Bikeshed returning HTTP 405 Method Not Allowed

[apasel422]

See WICG/attribution-reporting-api#1154, which has the error output:

<p class='error'>Must use POST to process URL</p>

[tobie]

@plinss any idea what’s going here? This seems to be happening across repositories.

[plinss]

Yeah, the Bikeshed API service has been getting slammed with bogus requests (1-2 per second) from a bunch of crawlers (several hundred differed IPs all over the world) passing somewhat random URLs to be processed.

I made a few changes:

1. any passed URL must have hosts on an allow list of domains (currently the CSSWG servers, GitHub, and W3C)
2. all requests must be made via POST (as all the crawlers are doing GETs)

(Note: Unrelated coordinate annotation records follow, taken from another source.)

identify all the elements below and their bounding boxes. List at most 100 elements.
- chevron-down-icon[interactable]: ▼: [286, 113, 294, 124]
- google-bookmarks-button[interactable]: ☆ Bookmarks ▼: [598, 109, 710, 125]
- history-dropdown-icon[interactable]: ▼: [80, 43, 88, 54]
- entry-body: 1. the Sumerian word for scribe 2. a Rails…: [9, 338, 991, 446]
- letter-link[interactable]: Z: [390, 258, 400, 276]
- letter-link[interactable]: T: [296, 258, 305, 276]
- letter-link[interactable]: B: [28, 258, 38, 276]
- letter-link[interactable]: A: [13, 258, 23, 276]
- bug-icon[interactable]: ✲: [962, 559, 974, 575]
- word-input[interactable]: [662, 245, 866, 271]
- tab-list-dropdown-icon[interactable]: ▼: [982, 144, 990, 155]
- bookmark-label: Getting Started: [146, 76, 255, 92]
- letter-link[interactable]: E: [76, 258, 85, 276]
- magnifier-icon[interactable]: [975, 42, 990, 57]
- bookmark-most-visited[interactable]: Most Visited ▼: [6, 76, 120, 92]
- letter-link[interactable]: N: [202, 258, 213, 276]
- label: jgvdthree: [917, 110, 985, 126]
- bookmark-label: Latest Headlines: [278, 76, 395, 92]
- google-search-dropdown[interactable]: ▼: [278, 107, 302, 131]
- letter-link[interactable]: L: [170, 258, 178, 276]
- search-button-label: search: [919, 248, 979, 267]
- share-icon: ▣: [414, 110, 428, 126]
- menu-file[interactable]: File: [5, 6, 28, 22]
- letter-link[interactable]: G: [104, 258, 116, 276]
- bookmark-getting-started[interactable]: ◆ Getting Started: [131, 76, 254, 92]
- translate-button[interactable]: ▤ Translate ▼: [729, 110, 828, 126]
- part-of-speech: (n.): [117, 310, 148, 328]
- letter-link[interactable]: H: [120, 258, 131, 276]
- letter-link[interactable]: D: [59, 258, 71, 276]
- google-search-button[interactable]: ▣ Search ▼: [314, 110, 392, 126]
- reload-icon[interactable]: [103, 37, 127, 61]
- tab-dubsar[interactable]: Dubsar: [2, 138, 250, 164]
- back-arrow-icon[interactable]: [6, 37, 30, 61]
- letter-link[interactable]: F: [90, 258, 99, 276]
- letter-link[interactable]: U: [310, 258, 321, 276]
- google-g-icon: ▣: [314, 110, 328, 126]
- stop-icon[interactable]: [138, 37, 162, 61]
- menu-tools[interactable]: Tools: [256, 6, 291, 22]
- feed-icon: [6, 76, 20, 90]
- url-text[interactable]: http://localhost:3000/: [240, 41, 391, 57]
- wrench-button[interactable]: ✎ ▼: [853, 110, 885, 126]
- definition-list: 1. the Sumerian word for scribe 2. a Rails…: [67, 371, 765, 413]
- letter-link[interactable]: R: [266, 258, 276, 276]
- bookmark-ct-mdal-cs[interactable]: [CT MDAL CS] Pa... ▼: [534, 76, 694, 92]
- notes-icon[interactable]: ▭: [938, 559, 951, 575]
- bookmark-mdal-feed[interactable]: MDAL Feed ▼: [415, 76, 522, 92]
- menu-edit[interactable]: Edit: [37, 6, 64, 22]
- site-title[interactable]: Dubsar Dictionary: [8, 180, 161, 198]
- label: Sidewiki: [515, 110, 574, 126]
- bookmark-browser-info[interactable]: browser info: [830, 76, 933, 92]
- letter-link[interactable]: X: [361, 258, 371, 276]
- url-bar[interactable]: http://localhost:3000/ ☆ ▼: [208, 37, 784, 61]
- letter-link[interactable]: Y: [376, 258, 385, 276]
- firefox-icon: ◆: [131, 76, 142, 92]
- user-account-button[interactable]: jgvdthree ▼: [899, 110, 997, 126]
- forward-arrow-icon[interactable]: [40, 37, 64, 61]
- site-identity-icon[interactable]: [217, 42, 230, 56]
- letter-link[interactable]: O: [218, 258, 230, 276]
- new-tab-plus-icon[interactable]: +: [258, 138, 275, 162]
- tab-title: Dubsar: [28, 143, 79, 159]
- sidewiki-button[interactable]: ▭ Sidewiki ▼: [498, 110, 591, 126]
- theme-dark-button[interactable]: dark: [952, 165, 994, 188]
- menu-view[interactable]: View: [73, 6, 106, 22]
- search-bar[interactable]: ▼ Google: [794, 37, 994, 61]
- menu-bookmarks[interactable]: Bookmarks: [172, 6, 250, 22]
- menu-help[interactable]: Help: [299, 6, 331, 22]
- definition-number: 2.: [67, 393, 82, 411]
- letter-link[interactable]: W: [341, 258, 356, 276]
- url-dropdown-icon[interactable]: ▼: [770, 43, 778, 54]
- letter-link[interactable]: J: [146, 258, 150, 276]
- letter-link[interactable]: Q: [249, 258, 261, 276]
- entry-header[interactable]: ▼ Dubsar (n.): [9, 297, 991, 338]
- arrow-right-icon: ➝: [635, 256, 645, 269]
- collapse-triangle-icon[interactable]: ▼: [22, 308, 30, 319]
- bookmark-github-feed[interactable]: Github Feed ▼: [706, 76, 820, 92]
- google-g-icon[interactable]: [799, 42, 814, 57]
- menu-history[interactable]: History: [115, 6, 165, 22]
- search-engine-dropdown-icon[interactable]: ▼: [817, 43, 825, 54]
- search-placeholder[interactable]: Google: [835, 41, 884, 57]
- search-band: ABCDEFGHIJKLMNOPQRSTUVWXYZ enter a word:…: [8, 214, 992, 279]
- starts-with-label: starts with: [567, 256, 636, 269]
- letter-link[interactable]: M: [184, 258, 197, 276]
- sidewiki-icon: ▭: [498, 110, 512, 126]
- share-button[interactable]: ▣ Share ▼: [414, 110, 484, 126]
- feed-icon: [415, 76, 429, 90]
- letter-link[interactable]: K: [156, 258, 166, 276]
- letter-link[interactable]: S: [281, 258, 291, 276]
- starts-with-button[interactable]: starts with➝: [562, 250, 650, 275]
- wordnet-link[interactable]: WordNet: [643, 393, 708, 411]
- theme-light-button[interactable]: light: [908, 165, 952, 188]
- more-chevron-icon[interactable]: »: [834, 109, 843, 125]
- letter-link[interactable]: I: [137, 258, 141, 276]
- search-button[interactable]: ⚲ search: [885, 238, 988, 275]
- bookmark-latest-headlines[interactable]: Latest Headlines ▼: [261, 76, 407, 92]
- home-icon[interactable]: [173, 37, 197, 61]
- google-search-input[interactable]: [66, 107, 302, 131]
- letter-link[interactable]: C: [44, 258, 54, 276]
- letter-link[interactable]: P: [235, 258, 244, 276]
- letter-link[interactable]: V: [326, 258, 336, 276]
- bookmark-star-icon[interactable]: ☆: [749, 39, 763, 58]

All the examples we've ever published using CURL are doing POSTs so this seemed a safe option, but I didn't realize pr-preview was doing a GET. Sorry for the bother.

If it's too much bother to change to using a POST I can find some other way of allowing pr-preview.

BTW, it would also be helpful if you could send a distinct UA string.

[tobie]

Should now be fixed. You'll have to slightly edit the PR's body to kickstart a new build.

[tobie]

OK, so I don't think that has fixed it.

@plinss: I suspect that you need the query as part of the body of the request and not in the URL. How do you need it formatted?

[plinss]

Query arguments in the URL are fine (tested and verified), as are form data in the body either urlencoded or multipart (or any combination of query arguments and form data). Are you still seeing a 405 error or something else? Can you point me to logs of the error you're still seeing?

(Also a pr-preview specific UA string would help me find your requests in my logs.)

Note that I don't think #149 is a duplicate of this issue as that seems to be related to Spec Generator and not Bikeshed. It also refers to a 502 error.

[tobie]

Note that I don't think #149 is a duplicate of this issue as that seems to be related to Spec Generator and not Bikeshed. It also refers to a 502 error.

Oh!!! Thanks. I had totally missed that. (Currently at FOSDEM where I'm presenting + helping run a workshop, so the timing is less than ideal. :D)

[plinss]

NP, I also noticed that you may be sending the HTTP method in lower case and I'm doing a case-sensitive test (I'm not sure offhand if your client or my server is normalizing that or not). I made the test for POST be case-insensitive in case that helps.

[tobie]

@plinss thank you. upper-case the method + added a User-Agent header in bd4c8a4. Overall though, you're right and I think the problem is now with Spec Generator. @dontcallmedom / @tidoust, any idea what's up and can you help?

[dontcallmedom]

paging @deniak on the Spec Generator

[deniak]

Indeed, there was an issue with spec-generator for document hosted on raw.githubusercontent.com. This is now fixed.
Thank you for the report.

[tobie]

Awesome. It seems everything should be back to normal, then. Closing.